My math could easily be wrong though… Here’s how I got there. Clients frequently have 4 random pool servers configured (Linux defaults). So if they have 2 or more bad servers the consensus algorithm won’t help and they may have bad time. 442 servers had bad time, roughly 10% of the pool. So there’s a 10% * 10% = 1% chance of a client having at least 2 bad pool servers and therefore bad time. There’s 5–15M clients using the NTP pool, so 1% of 10M is 100,000. Like I said, could easily be wrong, but that’s what I wrote on my napkin here.

1 Like

#28

That estimate seems a bit too low to me. On my server in a small country zone I see that it had more than 4M clients (unique IP addresses) in last 24 hours. I’m not sure how much of that is from Snapchat, but globally I’d expect the number of clients to be much higher.

1 Like

#29

I suspect the true number of clients is in the hundreds of millions or more, most of them SNTP clients. They will likely all easily get messed up by a bad time stamp. Most of the clients are not very thoughtfullly made, is my impression.

At least tens of millions of Linux installations (NTP clients) seems reasonable, too. For them your percentage estimate seems reasonable.

However I suspect the pain was unevenly distributed. I haven’t looked but likely the “got leap wrong” servers weren’t evenly distributed through the zones/regions.

1 Like

#30

Thanks for the feedback on my estimate. I forgot about the SNTP clients, they will certainly behave differently. But maybe 1% of ntpd installations is reasonable. Seems like a big enough number to contemplate preventing this problem next time in roughly two years.

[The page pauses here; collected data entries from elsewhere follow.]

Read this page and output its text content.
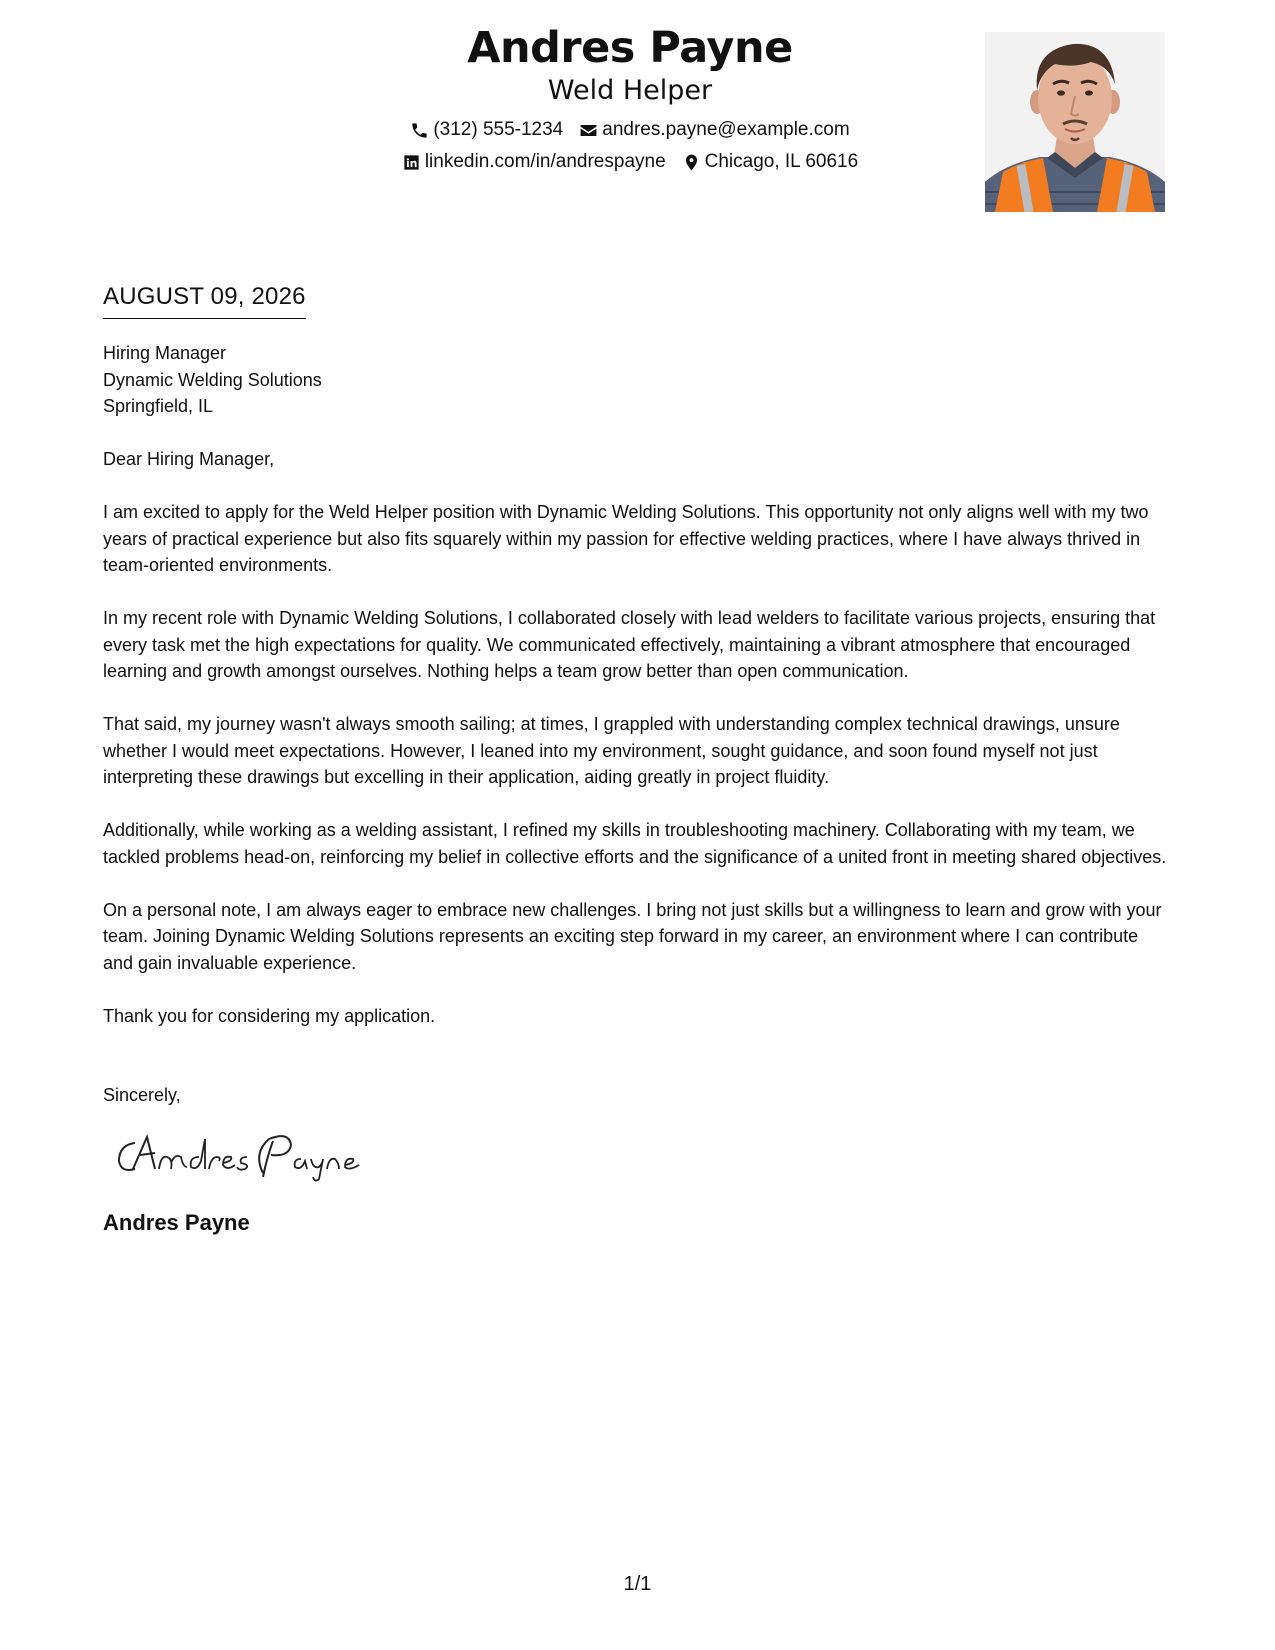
Andres Payne
Weld Helper
(312) 555-1234 andres.payne@example.com
linkedin.com/in/andrespayne Chicago, IL 60616
AUGUST 09, 2026

Hiring Manager

Dynamic Welding Solutions

Springfield, IL

Dear Hiring Manager,

I am excited to apply for the Weld Helper position with Dynamic Welding Solutions. This opportunity not only aligns well with my two years of practical experience but also fits squarely within my passion for effective welding practices, where I have always thrived in team-oriented environments.

In my recent role with Dynamic Welding Solutions, I collaborated closely with lead welders to facilitate various projects, ensuring that every task met the high expectations for quality. We communicated effectively, maintaining a vibrant atmosphere that encouraged learning and growth amongst ourselves. Nothing helps a team grow better than open communication.

That said, my journey wasn't always smooth sailing; at times, I grappled with understanding complex technical drawings, unsure whether I would meet expectations. However, I leaned into my environment, sought guidance, and soon found myself not just interpreting these drawings but excelling in their application, aiding greatly in project fluidity.

Additionally, while working as a welding assistant, I refined my skills in troubleshooting machinery. Collaborating with my team, we tackled problems head-on, reinforcing my belief in collective efforts and the significance of a united front in meeting shared objectives.

On a personal note, I am always eager to embrace new challenges. I bring not just skills but a willingness to learn and grow with your team. Joining Dynamic Welding Solutions represents an exciting step forward in my career, an environment where I can contribute and gain invaluable experience.

Thank you for considering my application.

Sincerely,

Andres Payne
1/1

I know it’s difficult to estimate the number of NTP Pool clients. I took the 5-15M number from the Wikipedia page which cites an NTP Pool page for it. But those numbers are from 2011!
If anyone else is interested, perhaps we could discuss the question of how to measure the client population in a new forum post. I’m out of date on techniques for this but would be glad to contribute some grunt work with data processing.

http://www.pool.ntp.org/en/vendors.html#pool-capacity

2 Likes

#31

For the estimate to be realistic, you also need to take into account 2nd or even 3rd generation clients.
It’s not uncommon for networks to use a gateway machine running ntpd to then provide time to all the other machines on the network (usually using NAT, so we can’t even really do more than guess how many of them there may be.
My current network is tiny, with only about a dozen machines (plus a few devices using sntp), and in the days before I had a GPS PPS source, I still only used the gateway to get time from the pool - everything else got time from the gateway.
Before retiring, I ran far bigger networks, and used a similar arrangement, although with a variable number of external gateways, depending on the need for redundancy. In those cases, there were 100s or 1000s of machines behind each gateway getting time from the pool - which I suggest is not unusual.

1 Like